Old House of Assembly building, Spanish Town, Jamaica
I noted that John Robb’s claim to compensation was entered by the administrator of his estate, since John is described in the claim notes as ‘late of Scotland, a gentleman’. The name of his administrator is given as J.G.Vidal. This was John Gale Vidal, whose profile on the Legacies of British Slave-ownership website describes him as ‘a resident planter and attorney in Jamaica, long-serving Clerk of the House of Assembly, eldest son and principal heir of John James Vidal and Elizabeth Wade Vidal.’ John James Vidal is described on the Legacies site as a ‘slave-owner and then annuitant of Berkshire Hall estate in Jamaica’ who died in Clifton, Gloucestershire, in 1823. His wife Elizabeth’s maiden name was Allwood; she was born in Jamaica and died in Devon in 1858.
John James Vidal (father of J.G.Vidal)
John Gale Vidal was born in Jamaica in 1792, the eldest of seven children. Two of his younger brothers – Francis and George – became clergymen. John served in the Jamaican militia, rising to the rank of Captain. He became an attorney at the age of 20 and held a number of important offices in the colony up until the time of his death from cholera in 1850.
The fact that a Jamaican attorney acted as administrator of his estate suggests to me that John Robb was either a fellow resident of the island, or an absentee owner with interests there.
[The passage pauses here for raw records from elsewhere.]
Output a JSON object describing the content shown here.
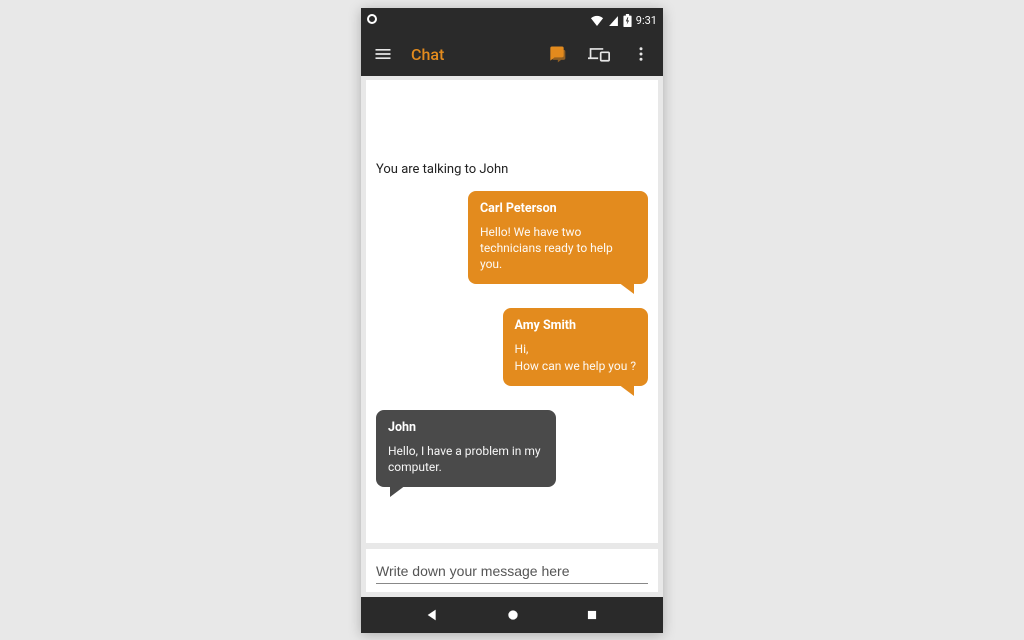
{
  "status": {
    "time": "9:31"
  },
  "appbar": {
    "title": "Chat"
  },
  "chat": {
    "talking_to": "You are talking to John",
    "messages": [
      {
        "author": "Carl Peterson",
        "text": "Hello! We have two technicians ready to help you.",
        "side": "right",
        "tone": "orange"
      },
      {
        "author": "Amy Smith",
        "text": "Hi,\nHow can we help you ?",
        "side": "right",
        "tone": "orange"
      },
      {
        "author": "John",
        "text": "Hello, I have a problem in my computer.",
        "side": "left",
        "tone": "dark"
      }
    ]
  },
  "composer": {
    "placeholder": "Write down your message here"
  },
  "colors": {
    "accent": "#e38b1e",
    "dark": "#2a2a2a",
    "bubble_dark": "#4a4a4a"
  }
}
I’ve yet to find a record of John’s birth, but I believe he was probably born in Glasgow 1808 or thereabouts (his parents married in 1805, and his siblings were born 1806, 1807 and 1810; his father George died in about 1811). Nor have I come across a record of John’s death, but obviously it predated the claim, which was made in 1836, meaning that John was probably a young man in his late twenties when he died. As we have seen from the experience of John Vidal and others, his relative youth would not have precluded John Robb from already having qualified as a lawyer and/or establishing himself as a merchant or plantation owner.
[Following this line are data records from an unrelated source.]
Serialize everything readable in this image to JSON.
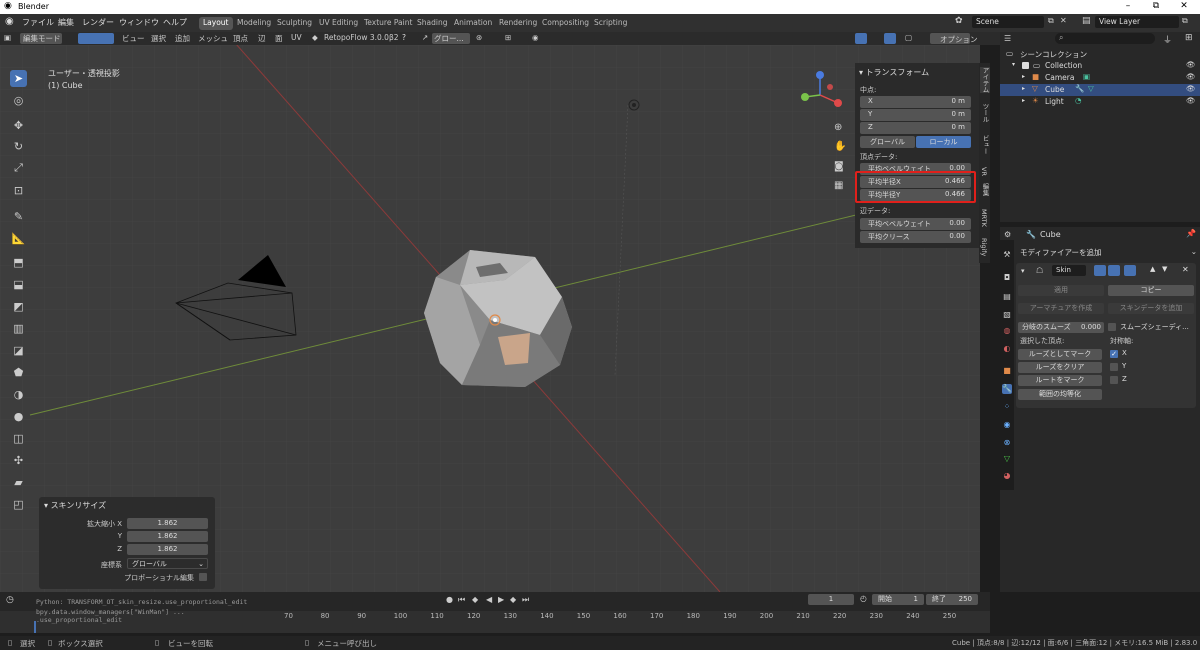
{
  "window": {
    "title": "Blender",
    "min": "–",
    "max": "⧉",
    "close": "✕"
  },
  "menu": [
    "ファイル",
    "編集",
    "レンダー",
    "ウィンドウ",
    "ヘルプ"
  ],
  "workspaces": [
    "Layout",
    "Modeling",
    "Sculpting",
    "UV Editing",
    "Texture Paint",
    "Shading",
    "Animation",
    "Rendering",
    "Compositing",
    "Scripting"
  ],
  "scene": {
    "name": "Scene",
    "view_layer": "View Layer"
  },
  "header": {
    "mode": "編集モード",
    "items": [
      "ビュー",
      "選択",
      "追加",
      "メッシュ",
      "頂点",
      "辺",
      "面",
      "UV"
    ],
    "addon": "RetopoFlow 3.0.0β2",
    "orientation": "グロー...",
    "options": "オプション"
  },
  "viewport": {
    "view_name": "ユーザー・透視投影",
    "object": "(1) Cube"
  },
  "npanel": {
    "title": "トランスフォーム",
    "median_label": "中点:",
    "median": [
      {
        "k": "X",
        "v": "0 m"
      },
      {
        "k": "Y",
        "v": "0 m"
      },
      {
        "k": "Z",
        "v": "0 m"
      }
    ],
    "global_btn": "グローバル",
    "local_btn": "ローカル",
    "vertex_label": "頂点データ:",
    "bevel_weight": {
      "k": "平均ベベルウェイト",
      "v": "0.00"
    },
    "radius_x": {
      "k": "平均半径X",
      "v": "0.466"
    },
    "radius_y": {
      "k": "平均半径Y",
      "v": "0.466"
    },
    "edge_label": "辺データ:",
    "edge_bevel": {
      "k": "平均ベベルウェイト",
      "v": "0.00"
    },
    "edge_crease": {
      "k": "平均クリース",
      "v": "0.00"
    },
    "tabs": [
      "アイテム",
      "ツール",
      "ビュー",
      "VR",
      "編集",
      "MRTK",
      "Rigify"
    ]
  },
  "outliner": {
    "header": "シーンコレクション",
    "collection": "Collection",
    "items": [
      "Camera",
      "Cube",
      "Light"
    ]
  },
  "properties": {
    "object_name": "Cube",
    "add_modifier": "モディファイアーを追加",
    "modifier_name": "Skin",
    "apply": "適用",
    "copy": "コピー",
    "create_armature": "アーマチュアを作成",
    "add_skin_data": "スキンデータを追加",
    "branch_smooth": "分岐のスムーズ",
    "branch_value": "0.000",
    "smooth_shading": "スムーズシェーディ...",
    "selected_vertices": "選択した頂点:",
    "symmetry": "対称軸:",
    "mark_loose": "ルーズとしてマーク",
    "clear_loose": "ルーズをクリア",
    "mark_root": "ルートをマーク",
    "equalize": "範囲の均等化",
    "axes": [
      "X",
      "Y",
      "Z"
    ]
  },
  "redo_panel": {
    "title": "スキンリサイズ",
    "scale_label": "拡大縮小 X",
    "x": "1.862",
    "y_label": "Y",
    "y": "1.862",
    "z_label": "Z",
    "z": "1.862",
    "orient_label": "座標系",
    "orient_value": "グローバル",
    "prop_edit": "プロポーショナル編集"
  },
  "info": {
    "line1": "Python: TRANSFORM_OT_skin_resize.use_proportional_edit",
    "line2": "bpy.data.window_managers[\"WinMan\"] ... .use_proportional_edit"
  },
  "timeline": {
    "frame": "1",
    "start_label": "開始",
    "start": "1",
    "end_label": "終了",
    "end": "250",
    "ticks": [
      "70",
      "80",
      "90",
      "100",
      "110",
      "120",
      "130",
      "140",
      "150",
      "160",
      "170",
      "180",
      "190",
      "200",
      "210",
      "220",
      "230",
      "240",
      "250"
    ]
  },
  "status": {
    "select": "選択",
    "box_select": "ボックス選択",
    "rotate_view": "ビューを回転",
    "call_menu": "メニュー呼び出し",
    "stats": "Cube | 頂点:8/8 | 辺:12/12 | 面:6/6 | 三角面:12 | メモリ:16.5 MiB | 2.83.0"
  },
  "colors": {
    "accent": "#4772b3",
    "highlight": "#e0201b",
    "grid_x": "#8c3a3a",
    "grid_y": "#6f8c3a"
  }
}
The possibility that John Robb lived and worked in Jamaica before his early death makes the connection between the colony and my direct ancestors closer than I had imagined. Perhaps John’s father George Robb, a Glasgow merchant, also had interests in the island? And if George was indeed the brother of my 3rd great grandfather Charles Robb, then might the Jamaican connection throw light on the mysterious origins of my 3rd great grandmother Margaret Ricketts Monteith, whose middle names hints at an association with another prominent Jamaican family?